While the older generation seems to harshly critique the upcoming artist of the new generation of music, one artist is solidified as being the head of his class – Chance the Rapper. On Sunday's BET Music Awards Chance took home two awards, one for Best New Artist and more importantly the BET Humanitarian Award. The amazing factor about this is, at the age of only 24 years old in the same year he is being recognized as a new member to the music industry he is also being honored with an award many receive for a lifetime of work.This makes Chance the youngest recipient of the award.
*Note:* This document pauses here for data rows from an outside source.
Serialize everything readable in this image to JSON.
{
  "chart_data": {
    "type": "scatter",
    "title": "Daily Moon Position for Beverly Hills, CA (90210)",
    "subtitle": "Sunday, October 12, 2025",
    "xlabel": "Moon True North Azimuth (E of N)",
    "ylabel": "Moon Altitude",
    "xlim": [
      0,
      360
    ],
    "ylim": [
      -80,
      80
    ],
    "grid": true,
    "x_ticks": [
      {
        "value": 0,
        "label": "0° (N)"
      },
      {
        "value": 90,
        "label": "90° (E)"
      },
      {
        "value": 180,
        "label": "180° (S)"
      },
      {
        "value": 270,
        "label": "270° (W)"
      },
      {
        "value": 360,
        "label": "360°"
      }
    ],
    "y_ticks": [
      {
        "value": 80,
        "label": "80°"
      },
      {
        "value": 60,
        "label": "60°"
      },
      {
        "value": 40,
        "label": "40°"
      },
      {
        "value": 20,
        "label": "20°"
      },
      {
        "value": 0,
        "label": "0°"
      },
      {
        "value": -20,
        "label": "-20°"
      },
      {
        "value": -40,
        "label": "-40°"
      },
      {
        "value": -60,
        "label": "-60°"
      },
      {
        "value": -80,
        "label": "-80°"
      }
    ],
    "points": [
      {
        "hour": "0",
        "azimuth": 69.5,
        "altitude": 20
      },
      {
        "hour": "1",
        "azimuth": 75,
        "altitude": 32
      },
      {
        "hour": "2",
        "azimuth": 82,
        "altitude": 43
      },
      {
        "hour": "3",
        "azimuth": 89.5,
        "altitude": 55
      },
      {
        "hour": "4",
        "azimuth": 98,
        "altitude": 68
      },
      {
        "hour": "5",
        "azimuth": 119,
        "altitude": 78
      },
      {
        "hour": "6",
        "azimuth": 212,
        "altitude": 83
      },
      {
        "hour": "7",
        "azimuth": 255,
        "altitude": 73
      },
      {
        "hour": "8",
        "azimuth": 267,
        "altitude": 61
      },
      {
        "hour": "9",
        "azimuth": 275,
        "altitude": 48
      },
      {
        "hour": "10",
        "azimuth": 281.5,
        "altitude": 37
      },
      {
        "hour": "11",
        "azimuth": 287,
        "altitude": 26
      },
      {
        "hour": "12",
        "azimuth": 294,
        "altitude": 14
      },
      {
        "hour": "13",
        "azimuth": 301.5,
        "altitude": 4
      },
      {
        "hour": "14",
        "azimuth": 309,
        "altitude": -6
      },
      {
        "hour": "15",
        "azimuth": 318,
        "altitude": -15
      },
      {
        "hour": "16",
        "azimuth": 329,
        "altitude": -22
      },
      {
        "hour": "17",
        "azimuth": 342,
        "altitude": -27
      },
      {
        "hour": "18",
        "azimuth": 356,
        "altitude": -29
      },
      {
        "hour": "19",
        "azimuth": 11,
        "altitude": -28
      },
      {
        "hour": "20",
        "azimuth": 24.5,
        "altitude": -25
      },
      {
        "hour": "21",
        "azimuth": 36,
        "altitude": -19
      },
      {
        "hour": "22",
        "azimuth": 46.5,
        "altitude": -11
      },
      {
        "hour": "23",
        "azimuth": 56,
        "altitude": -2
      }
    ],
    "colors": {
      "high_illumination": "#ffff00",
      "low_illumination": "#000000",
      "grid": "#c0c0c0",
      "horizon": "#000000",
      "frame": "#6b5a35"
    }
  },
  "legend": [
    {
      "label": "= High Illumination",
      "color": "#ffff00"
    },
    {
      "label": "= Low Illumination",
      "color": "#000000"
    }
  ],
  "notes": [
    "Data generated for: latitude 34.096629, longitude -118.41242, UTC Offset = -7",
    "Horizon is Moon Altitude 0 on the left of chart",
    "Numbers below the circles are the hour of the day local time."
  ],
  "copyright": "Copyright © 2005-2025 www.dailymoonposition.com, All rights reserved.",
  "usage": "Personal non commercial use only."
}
In his very short and emerging career, Chance has donated 1 million dollars to Chicago's Public School system to encourage education and youth engagement. He has started a non-profit organization called Social Works which supports and invests in Chicago arts programs. Chance is also widely recognized for his socially conscious commentary and spiritually inspiring musical lyrics, but his notoriety transcends barriers. Last night, Chance was honored by the iconic First Lady Michelle Obama before accepting his award. 

As Chance took to the stage to accept his award, in true Chance fashion, he leads with humility. Nonetheless, the humility was also accompanied by some hardcore calls to actions and moments of pure truth.
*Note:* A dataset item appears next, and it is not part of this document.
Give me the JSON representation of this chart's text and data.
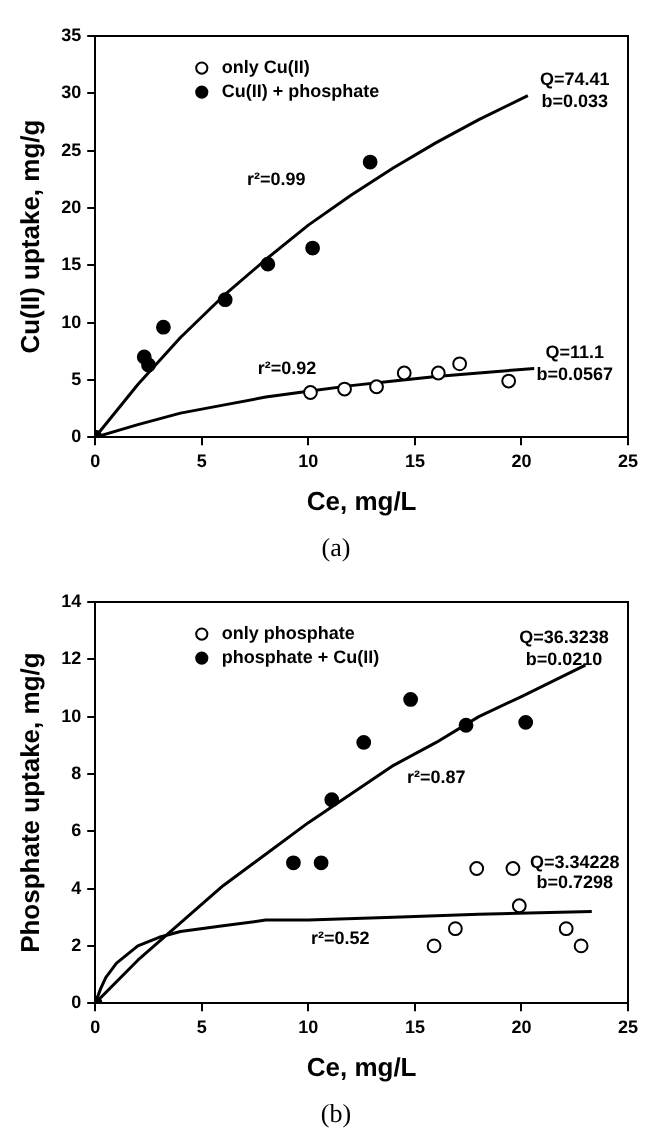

“Y’all need to let everybody out of jail for selling weed before y’all start making it legal for people to sell it and make capital off it,” he said. “I was gonna tell the Chicago Public School system not to take out a loan from Chase Bank, when they know that our schools are planning on failing in our district. I was gonna tell those judges that we just need a conviction when we know these ni**as wrong for doing this. But my big homie Reese told me that we gotta work on ourselves before we can work on the world.”

As a Chicago native Chance is showing that creating a pathway to change begins with leveraging your individual platform to affect it however you can. Chance has not shied away from the difficulties of his hometown and he has amplified the city by feeding it resources it needs to flourish. Chance is the prime example that compromising is a choice and change is an option. Not to mention, by Chance entering the mainstream platform with so many notches of activism and humanitarianism under his belt he is ensuring the ability to create streams of longevity for himself whether in music or other endeavors. While great deeds should always be done from the heart without an intent to benefit, it is no secret that doing good work produces good results. Those results will carry Chance into opportunities that music alone is not guaranteed to produce. With the polarity of our political system and devastating injustices for black culture, Chance furthers the ripple of progress by being an avid participant in culture shifting and enhancement.